Keeping with that ethos, Favreau and Filoni developed a new story with new characters, that everyone will get to know at the same time regardless of their previous involvement with Star Wars, and that rewards lifelong fans with nods to the larger universe, “whether it’s humorously, like making a reference to Life Day, or a reference to a prop that has been appreciated by a core group over time, just putting those little Easter eggs in; or big movements in the story that reflect storylines in either the Legends or in canon that people have known and had,” Favreau said.

That inclusive approach makes The Mandalorian chock full of childlike wonder. Pascal called it a “super pinch-me moment” (“Quote me exactly,” he said. “Super pinch-me moment.”) when he first saw himself as the titular Mandalorian.
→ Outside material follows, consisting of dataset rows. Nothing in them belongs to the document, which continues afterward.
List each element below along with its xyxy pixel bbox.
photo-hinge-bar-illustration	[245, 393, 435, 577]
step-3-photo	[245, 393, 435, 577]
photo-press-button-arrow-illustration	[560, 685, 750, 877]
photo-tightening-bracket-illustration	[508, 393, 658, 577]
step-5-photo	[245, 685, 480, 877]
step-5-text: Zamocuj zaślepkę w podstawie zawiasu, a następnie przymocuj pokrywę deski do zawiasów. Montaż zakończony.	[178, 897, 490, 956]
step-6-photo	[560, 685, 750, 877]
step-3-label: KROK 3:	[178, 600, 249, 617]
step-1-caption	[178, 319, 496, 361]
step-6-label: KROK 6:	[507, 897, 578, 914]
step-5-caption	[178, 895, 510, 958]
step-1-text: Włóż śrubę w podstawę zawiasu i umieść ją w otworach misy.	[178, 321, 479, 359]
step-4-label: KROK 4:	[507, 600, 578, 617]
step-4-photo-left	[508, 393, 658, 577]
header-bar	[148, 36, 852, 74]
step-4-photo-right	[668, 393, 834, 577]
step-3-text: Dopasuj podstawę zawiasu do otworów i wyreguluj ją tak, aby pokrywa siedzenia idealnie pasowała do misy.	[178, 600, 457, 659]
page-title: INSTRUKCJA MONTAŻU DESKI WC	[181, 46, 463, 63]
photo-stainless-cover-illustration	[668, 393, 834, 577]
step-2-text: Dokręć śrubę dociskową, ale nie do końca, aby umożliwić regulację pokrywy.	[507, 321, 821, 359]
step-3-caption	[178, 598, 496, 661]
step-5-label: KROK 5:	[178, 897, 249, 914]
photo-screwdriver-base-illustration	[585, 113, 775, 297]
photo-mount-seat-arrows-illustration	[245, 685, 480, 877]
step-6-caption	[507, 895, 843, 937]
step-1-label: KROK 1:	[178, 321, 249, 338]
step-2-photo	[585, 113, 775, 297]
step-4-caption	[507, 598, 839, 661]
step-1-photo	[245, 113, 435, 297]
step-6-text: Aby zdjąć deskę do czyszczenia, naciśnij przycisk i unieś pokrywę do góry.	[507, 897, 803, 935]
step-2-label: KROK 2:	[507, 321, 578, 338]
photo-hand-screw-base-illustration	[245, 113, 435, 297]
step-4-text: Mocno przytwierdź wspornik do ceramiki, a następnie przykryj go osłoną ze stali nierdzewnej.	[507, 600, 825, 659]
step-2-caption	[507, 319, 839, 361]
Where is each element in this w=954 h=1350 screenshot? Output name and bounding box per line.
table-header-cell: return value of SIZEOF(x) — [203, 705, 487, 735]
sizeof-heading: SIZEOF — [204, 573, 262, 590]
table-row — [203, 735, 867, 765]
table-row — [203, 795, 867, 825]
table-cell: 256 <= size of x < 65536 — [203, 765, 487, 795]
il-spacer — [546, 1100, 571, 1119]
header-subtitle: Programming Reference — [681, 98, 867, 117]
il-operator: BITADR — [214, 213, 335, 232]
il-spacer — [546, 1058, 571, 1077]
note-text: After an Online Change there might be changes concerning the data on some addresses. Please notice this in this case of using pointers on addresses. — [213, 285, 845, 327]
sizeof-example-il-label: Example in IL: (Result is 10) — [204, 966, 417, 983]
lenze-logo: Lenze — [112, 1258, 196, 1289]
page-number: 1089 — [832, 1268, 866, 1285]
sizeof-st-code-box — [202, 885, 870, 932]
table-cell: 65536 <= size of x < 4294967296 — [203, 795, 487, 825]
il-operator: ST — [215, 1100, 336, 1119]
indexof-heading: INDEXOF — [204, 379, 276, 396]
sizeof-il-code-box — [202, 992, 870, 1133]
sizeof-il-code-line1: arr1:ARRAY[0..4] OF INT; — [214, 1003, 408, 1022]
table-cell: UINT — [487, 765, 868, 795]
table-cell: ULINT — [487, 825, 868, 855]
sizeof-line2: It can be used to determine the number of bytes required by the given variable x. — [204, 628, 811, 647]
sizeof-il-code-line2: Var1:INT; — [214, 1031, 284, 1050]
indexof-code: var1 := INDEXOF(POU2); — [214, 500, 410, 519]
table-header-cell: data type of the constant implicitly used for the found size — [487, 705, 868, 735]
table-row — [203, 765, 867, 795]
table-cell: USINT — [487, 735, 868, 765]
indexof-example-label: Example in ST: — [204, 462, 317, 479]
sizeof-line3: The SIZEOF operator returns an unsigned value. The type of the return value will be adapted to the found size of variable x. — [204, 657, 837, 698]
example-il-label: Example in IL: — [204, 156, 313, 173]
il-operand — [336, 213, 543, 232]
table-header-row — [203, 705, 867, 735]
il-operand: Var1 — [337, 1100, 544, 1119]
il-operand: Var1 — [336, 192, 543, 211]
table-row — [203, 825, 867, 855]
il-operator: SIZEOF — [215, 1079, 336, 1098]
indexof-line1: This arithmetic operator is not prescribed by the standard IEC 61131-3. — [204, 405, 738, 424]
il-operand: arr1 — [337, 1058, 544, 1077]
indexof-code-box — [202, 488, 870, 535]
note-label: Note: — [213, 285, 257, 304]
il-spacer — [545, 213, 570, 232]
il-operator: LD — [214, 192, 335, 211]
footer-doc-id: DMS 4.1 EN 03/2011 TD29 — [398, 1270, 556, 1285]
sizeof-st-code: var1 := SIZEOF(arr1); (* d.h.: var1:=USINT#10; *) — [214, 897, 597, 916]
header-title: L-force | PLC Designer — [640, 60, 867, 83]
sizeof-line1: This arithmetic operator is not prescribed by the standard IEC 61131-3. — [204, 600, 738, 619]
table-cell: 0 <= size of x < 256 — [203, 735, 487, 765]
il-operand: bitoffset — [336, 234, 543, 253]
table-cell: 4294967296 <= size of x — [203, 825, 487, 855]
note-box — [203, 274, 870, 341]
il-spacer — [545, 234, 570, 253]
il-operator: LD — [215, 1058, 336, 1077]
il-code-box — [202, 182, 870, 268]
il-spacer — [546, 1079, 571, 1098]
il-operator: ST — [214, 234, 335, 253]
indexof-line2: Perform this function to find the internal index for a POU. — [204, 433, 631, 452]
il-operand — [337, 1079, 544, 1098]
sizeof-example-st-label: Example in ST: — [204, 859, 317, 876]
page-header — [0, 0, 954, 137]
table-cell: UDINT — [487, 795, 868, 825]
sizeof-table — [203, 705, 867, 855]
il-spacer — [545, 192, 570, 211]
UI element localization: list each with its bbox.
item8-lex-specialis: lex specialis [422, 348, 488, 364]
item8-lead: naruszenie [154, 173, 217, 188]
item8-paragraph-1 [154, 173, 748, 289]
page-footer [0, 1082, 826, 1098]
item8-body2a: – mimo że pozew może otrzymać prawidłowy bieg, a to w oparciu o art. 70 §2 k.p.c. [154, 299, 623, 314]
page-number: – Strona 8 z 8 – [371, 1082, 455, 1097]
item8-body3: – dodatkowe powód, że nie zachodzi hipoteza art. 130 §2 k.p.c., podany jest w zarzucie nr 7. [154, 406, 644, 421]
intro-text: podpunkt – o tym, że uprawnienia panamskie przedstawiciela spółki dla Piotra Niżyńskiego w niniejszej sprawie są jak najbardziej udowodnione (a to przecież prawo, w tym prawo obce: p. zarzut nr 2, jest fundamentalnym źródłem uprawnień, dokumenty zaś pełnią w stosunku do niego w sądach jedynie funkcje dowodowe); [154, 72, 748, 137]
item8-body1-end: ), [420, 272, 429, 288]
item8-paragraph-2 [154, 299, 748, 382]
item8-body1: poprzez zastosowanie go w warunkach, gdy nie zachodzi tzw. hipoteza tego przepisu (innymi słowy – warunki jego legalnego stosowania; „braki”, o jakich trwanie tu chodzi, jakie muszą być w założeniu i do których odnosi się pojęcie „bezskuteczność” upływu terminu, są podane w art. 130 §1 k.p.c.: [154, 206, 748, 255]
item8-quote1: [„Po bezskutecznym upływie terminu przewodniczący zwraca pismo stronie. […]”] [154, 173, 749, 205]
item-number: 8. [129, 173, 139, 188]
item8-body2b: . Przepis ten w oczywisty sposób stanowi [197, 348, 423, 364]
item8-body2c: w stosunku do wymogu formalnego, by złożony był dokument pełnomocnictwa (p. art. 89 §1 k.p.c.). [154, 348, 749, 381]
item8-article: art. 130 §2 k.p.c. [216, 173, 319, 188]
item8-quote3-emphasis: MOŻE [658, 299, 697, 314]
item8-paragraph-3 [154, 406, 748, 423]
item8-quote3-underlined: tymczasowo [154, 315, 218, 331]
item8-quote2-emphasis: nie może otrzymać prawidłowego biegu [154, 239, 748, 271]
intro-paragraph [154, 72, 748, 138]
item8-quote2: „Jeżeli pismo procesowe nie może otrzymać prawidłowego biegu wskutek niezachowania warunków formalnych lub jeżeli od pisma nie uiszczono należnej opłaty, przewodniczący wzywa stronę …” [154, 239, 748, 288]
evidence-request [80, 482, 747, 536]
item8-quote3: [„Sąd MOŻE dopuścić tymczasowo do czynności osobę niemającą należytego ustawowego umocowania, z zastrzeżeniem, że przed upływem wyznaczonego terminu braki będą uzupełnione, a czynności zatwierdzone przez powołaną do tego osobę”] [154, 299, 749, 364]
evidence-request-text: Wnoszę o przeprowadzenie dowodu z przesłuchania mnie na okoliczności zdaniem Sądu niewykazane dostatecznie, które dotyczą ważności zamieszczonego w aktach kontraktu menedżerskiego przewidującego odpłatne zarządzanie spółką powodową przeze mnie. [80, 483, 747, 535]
Carano echoed the awe, joking (or not joking?) that she did her own stunts because didn’t want to see anyone else in her Cara Dune costume. “Actually, my first day on set, I was on a blurrg. So, I was up on this big thing and I was just like, ‘OK, this is it. This is my life now,’” she said. Weathers, whose role as Greef Carga grew significantly after he signed onto the project, earnestly called it “one of the greatest things that's happened in all the years I've been involved in entertainment and it's cool. It's very cool.” Weathers, a showbiz veteran since 1975, will also be sitting in the director’s chair for Season 2 — adding to the impressive Season 1 directors roster, which includes Filoni, Rick Famuyiwa, Deborah Chow, Bryce Dallas Howard, and Taika Waititi.

But even though we’re guaranteed to get everything we love, The Mandalorian isn’t taking us into a new era of Star Wars without taking some risks; sometimes, risk can be important to growth. We’re not privy to what those risks might be — “We’re wrapping Christmas presents!” Favreau said in response to a spoiler request — all the creators are asking is for an open mind.

“No matter where you're coming from or what your background in Star Wars, you know that what we're doing ... we've really deliberated over it and discussed it and thought it through,” Favreau said. “And so, if we depart in any way, we know we are — but it's with a plan.”